Two banners -- a white banner reading "I Heard You Malachi", and another green banner reading "Honk, honk if you want PEACE" -- were posted on display for about two hours amid the sunny but tremendously cold conditions. Nearby warming stations helped event participants endure wind chill temperatures near zero degrees Fahrenheit.

"We've had one demonstration. This is our second demonstration. We're flyering. We're sending out emails. And the word has really spread", said Jennnifer Diaz, an organizer with the "I Heard You, Malachi" campaign in an interview with Chicago's CNN bureau at the demonstration.

Media coverage in the corporate media of Ritscher's death and the issues it raised was sparse at first.
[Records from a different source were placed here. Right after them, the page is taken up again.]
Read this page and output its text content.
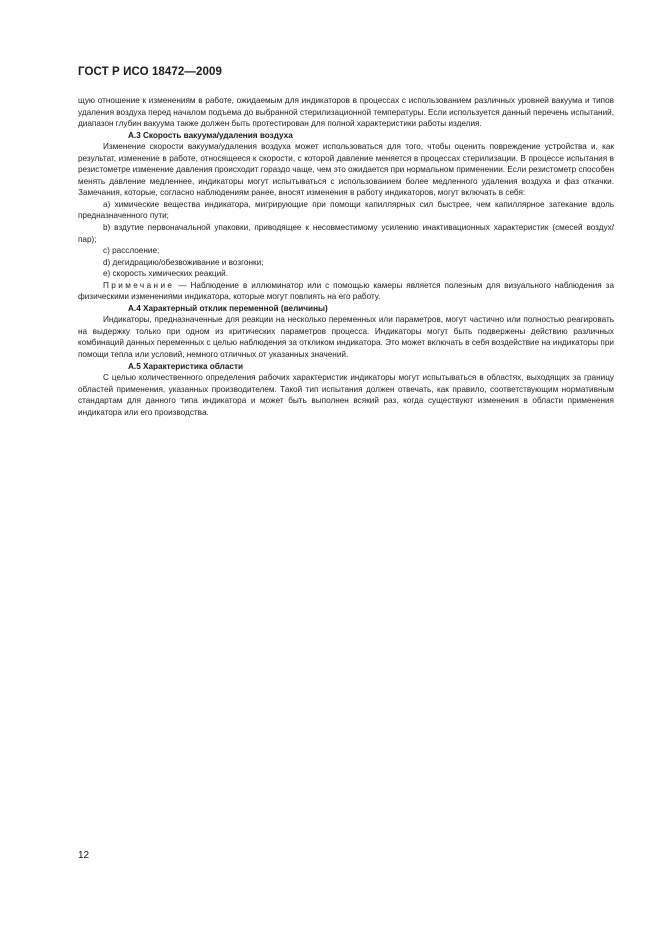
ГОСТ Р ИСО 18472—2009

щую отношение к изменениям в работе, ожидаемым для индикаторов в процессах с использованием различных уровней вакуума и типов удаления воздуха перед началом подъема до выбранной стерилизационной температуры. Если используется данный перечень испытаний, диапазон глубин вакуума также должен быть протестирован для полной характеристики работы изделия.

А.3 Скорость вакуума/удаления воздуха

Изменение скорости вакуума/удаления воздуха может использоваться для того, чтобы оценить повреждение устройства и, как результат, изменение в работе, относящееся к скорости, с которой давление меняется в процессах стерилизации. В процессе испытания в резистометре изменение давления происходит гораздо чаще, чем это ожидается при нормальном применении. Если резистометр способен менять давление медленнее, индикаторы могут испытываться с использованием более медленного удаления воздуха и фаз откачки. Замечания, которые, согласно наблюдениям ранее, вносят изменения в работу индикаторов, могут включать в себя:

a) химические вещества индикатора, мигрирующие при помощи капиллярных сил быстрее, чем капиллярное затекание вдоль предназначенного пути;

b) вздутие первоначальной упаковки, приводящее к несовместимому усилению инактивационных характеристик (смесей воздух/пар);

c) расслоение;

d) дегидрацию/обезвоживание и возгонки;

e) скорость химических реакций.

Примечание — Наблюдение в иллюминатор или с помощью камеры является полезным для визуального наблюдения за физическими изменениями индикатора, которые могут повлиять на его работу.

А.4 Характерный отклик переменной (величины)

Индикаторы, предназначенные для реакции на несколько переменных или параметров, могут частично или полностью реагировать на выдержку только при одном из критических параметров процесса. Индикаторы могут быть подвержены действию различных комбинаций данных переменных с целью наблюдения за откликом индикатора. Это может включать в себя воздействие на индикаторы при помощи тепла или условий, немного отличных от указанных значений.

А.5 Характеристика области

С целью количественного определения рабочих характеристик индикаторы могут испытываться в областях, выходящих за границу областей применения, указанных производителем. Такой тип испытания должен отвечать, как правило, соответствующим нормативным стандартам для данного типа индикатора и может быть выполнен всякий раз, когда существуют изменения в области применения индикатора или его производства.

12
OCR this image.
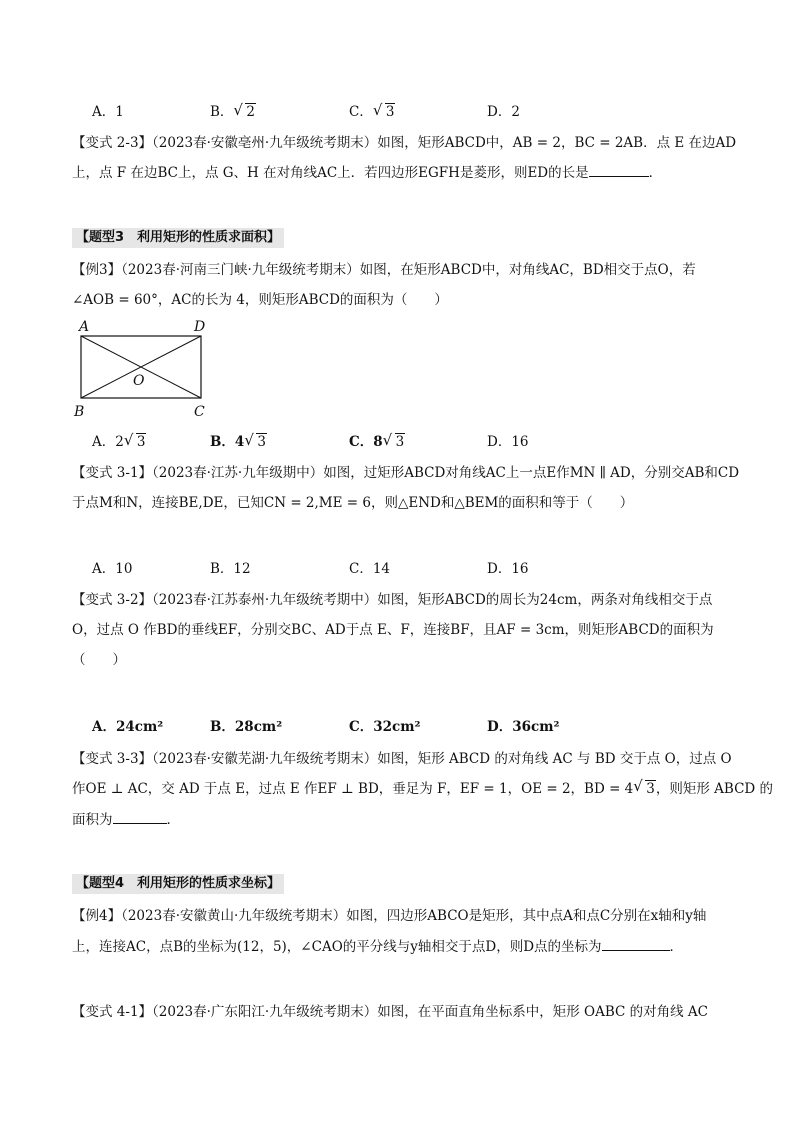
A．1	B． √ 2	C． √ 3	D．2
【变式 2-3】（2023春·安徽亳州·九年级统考期末）如图，矩形ABCD中，AB = 2，BC = 2AB．点 E 在边AD
上，点 F 在边BC上，点 G、H 在对角线AC上．若四边形EGFH是菱形，则ED的长是	．
【题型3　利用矩形的性质求面积】
【例3】（2023春·河南三门峡·九年级统考期末）如图，在矩形ABCD中，对角线AC，BD相交于点O，若
∠AOB = 60°，AC的长为 4，则矩形ABCD的面积为（　　）
A	D
O
B	C
A．2 √ 3	B．4 √ 3	C．8 √ 3	D．16
【变式 3-1】（2023春·江苏·九年级期中）如图，过矩形ABCD对角线AC上一点E作MN ∥ AD，分别交AB和CD
于点M和N，连接BE,DE，已知CN = 2,ME = 6，则△END和△BEM的面积和等于（　　）
A．10	B．12	C．14	D．16
【变式 3-2】（2023春·江苏泰州·九年级统考期中）如图，矩形ABCD的周长为24cm，两条对角线相交于点
O，过点 O 作BD的垂线EF，分别交BC、AD于点 E、F，连接BF，且AF = 3cm，则矩形ABCD的面积为
（　　）
A．24cm²	B．28cm²	C．32cm²	D．36cm²
【变式 3-3】（2023春·安徽芜湖·九年级统考期末）如图，矩形 ABCD 的对角线 AC 与 BD 交于点 O，过点 O
作OE ⊥ AC，交 AD 于点 E，过点 E 作EF ⊥ BD，垂足为 F，EF = 1，OE = 2，BD = 4 √ 3，则矩形 ABCD 的
面积为	．
【题型4　利用矩形的性质求坐标】
【例4】（2023春·安徽黄山·九年级统考期末）如图，四边形ABCO是矩形，其中点A和点C分别在x轴和y轴
上，连接AC，点B的坐标为(12，5)，∠CAO的平分线与y轴相交于点D，则D点的坐标为	．
【变式 4-1】（2023春·广东阳江·九年级统考期末）如图，在平面直角坐标系中，矩形 OABC 的对角线 AC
Traffic reports initially described the situation as a traffic tie-up, then as a suicide, with no follow-up.

After the story broke, coverage widened to an assortment of local and national websites, mentions in the Chicago Sun-Times by movie reviewer Richard Roeper, and a story about the spare media coverage in the Chicago Reader.

With the efforts surrounding the "I Heard You, Malachi" campaign, coverage continued to widen and break further into the corporate sphere with an widely republished Associated Press story and subsequent articles by the Chicago Tribune. A segment about the December 3 demonstration aired on CNN's Anderson Cooper 360.
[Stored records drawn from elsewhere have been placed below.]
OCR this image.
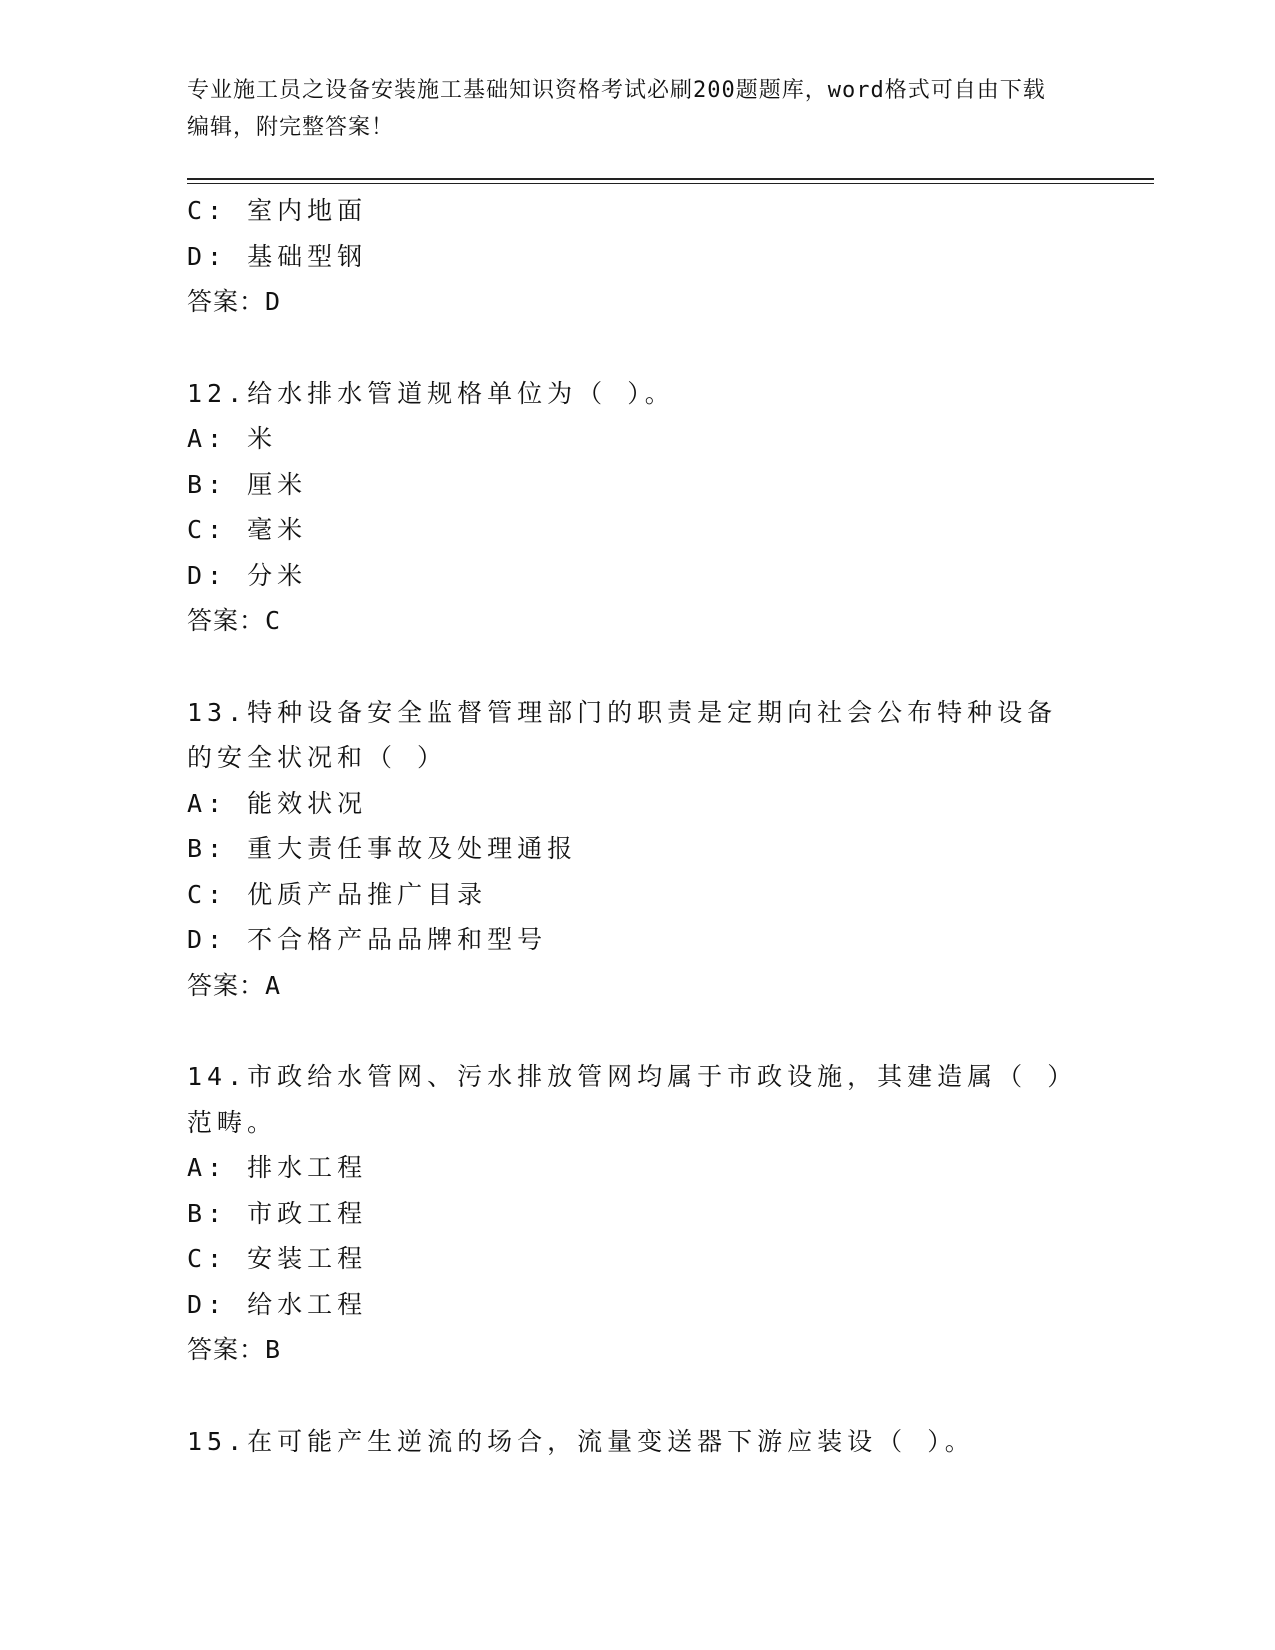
专业施工员之设备安装施工基础知识资格考试必刷200题题库，word格式可自由下载编辑，附完整答案！
C: 室内地面
D: 基础型钢
答案：D
12.给水排水管道规格单位为（ ）。
A: 米
B: 厘米
C: 毫米
D: 分米
答案：C
13.特种设备安全监督管理部门的职责是定期向社会公布特种设备的安全状况和（ ）
A: 能效状况
B: 重大责任事故及处理通报
C: 优质产品推广目录
D: 不合格产品品牌和型号
答案：A
14.市政给水管网、污水排放管网均属于市政设施，其建造属（ ）范畴。
A: 排水工程
B: 市政工程
C: 安装工程
D: 给水工程
答案：B
15.在可能产生逆流的场合，流量变送器下游应装设（ ）。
"When something like this [Malachi's suicide] can happen and people not find out about it, I think there's something wrong with our media", said Diaz. "They've got all kinds of reasons for why it wasn't covered -- [but] the fact of the matter is, I think this is an important political act."

"A man doused himself with gasoline and gave his life in protest of this war. Other Americans need to know about that."